On voulait illuminer, mais la police l'interdit.

Je ne sais pas où le Parlement se serait enfui, s'il avait mal jugé, dit Mirabeau, qui alors partageait les passions de la foule. Il ajoute, pensant à la cour de Versailles : L'épreuve est dure, mais décisive ; il conclut par ces craintes prophétiques : Puissent d’autres passions n'en pas abuser !

Le lendemain, le cardinal et Cagliostro sortirent de la Bastille[1]. La plume de Cagliostro a laissé de sa délivrance une relation dont il ne serait pas permis d'affaiblir la saveur :

Je quittai la Bastille vers onze heures et demie du soir.
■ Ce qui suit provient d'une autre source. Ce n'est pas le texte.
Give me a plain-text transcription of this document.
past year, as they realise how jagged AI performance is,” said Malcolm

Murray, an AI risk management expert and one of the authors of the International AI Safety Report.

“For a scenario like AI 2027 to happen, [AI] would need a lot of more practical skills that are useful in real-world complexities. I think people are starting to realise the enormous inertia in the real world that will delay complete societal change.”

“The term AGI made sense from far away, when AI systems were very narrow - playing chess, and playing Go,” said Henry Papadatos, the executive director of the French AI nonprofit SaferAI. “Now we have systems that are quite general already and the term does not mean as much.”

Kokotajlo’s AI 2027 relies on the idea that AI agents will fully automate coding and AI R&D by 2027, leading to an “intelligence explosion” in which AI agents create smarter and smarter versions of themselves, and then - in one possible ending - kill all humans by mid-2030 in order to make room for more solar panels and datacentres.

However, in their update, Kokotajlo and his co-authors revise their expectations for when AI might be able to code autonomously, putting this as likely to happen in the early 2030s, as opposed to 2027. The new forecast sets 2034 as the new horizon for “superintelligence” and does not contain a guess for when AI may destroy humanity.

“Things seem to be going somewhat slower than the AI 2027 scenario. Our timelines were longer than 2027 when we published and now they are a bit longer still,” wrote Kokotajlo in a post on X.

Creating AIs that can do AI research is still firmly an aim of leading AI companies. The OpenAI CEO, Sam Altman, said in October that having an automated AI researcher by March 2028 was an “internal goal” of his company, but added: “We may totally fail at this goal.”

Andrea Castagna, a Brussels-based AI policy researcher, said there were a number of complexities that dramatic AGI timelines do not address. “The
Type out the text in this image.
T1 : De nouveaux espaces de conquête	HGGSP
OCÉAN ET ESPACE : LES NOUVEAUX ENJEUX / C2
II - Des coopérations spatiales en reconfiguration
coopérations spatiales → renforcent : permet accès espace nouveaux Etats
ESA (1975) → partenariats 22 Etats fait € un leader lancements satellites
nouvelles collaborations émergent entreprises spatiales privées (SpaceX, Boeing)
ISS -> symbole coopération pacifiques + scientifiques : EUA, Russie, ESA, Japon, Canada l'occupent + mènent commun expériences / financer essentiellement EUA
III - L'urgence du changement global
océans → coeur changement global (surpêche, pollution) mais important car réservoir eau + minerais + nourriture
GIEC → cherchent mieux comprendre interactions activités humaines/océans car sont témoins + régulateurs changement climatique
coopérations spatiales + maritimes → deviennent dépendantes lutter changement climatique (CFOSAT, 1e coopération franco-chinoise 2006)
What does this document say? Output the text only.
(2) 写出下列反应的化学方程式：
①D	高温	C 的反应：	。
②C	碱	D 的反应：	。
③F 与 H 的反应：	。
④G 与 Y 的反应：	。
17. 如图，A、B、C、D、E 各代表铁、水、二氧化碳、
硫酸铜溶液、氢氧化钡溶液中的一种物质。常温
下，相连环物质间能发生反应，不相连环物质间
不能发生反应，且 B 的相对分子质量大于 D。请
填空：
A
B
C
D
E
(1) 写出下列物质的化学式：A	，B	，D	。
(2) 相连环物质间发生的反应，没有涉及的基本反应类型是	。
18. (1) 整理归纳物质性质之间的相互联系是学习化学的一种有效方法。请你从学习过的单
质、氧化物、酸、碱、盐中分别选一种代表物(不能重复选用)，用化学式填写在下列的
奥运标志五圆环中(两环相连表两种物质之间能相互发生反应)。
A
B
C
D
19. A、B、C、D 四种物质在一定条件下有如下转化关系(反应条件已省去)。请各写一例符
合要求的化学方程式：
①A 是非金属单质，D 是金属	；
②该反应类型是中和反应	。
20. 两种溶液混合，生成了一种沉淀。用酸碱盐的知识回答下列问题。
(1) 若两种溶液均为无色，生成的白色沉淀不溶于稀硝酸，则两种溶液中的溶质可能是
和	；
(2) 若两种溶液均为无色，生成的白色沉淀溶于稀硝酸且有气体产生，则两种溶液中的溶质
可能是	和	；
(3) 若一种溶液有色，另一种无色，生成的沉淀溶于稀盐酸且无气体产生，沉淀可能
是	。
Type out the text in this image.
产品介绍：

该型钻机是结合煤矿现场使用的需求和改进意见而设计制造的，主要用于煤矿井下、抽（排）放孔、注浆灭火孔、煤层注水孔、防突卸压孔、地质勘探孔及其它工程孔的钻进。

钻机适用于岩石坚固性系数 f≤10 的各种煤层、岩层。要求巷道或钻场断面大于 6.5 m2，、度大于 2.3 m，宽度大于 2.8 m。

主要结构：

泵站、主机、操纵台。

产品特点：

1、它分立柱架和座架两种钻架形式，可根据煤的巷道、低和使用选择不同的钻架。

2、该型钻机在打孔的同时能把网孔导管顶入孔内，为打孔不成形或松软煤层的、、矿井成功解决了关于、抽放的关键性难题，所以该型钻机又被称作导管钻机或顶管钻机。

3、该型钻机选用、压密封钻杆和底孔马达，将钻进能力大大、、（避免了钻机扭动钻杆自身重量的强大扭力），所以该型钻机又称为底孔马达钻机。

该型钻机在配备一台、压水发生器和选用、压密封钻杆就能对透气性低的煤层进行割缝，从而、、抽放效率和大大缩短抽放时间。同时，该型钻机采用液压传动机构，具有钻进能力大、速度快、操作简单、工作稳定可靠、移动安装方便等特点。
La nuit était obscure, le quartier que j'habite peu fréquenté. Quelle fut ma surprise de m'entendre salué par huit ou dix mille personnes[2]. On avait, forcé ma porte. La cour, les escaliers, les appartements, tout était plein. Je suis porté jusque dans les bras de ma femme. Mon cœur ne peut suffire à tous les sentiments qui s'en disputent l'empire. Mes genoux se dérobent sous moi. Je tombe sur le parquet sans connaissance. Ma femme jette un cri perçant et s'évanouit. Nos amis tremblants s'entassent autour de nous, incertains si le plus beau moment de notre vie n'en sera pas le dernier. L'inquiétude se communique de proche en proche, le bruit des tambours ne se fait plus entendre. Un morne silence a remplacé la joie bruyante. Je renais. Un torrent de larmes s'échappe de mes yeux, et je puis enfin, sans mourir, presser contre mon sein.... Je m'arrête. Ô vous ! êtres privilégiés, à qui le ciel fit le présent rare et funeste d’une âme ardente et d’un cœur sensible, vous qui connûtes les délices d'un premier amour, vous seuls pouvez m'entendre ; vous seuls pouvez apprécier ce qu'est après dix mois de supplice le premier instant de bonheur !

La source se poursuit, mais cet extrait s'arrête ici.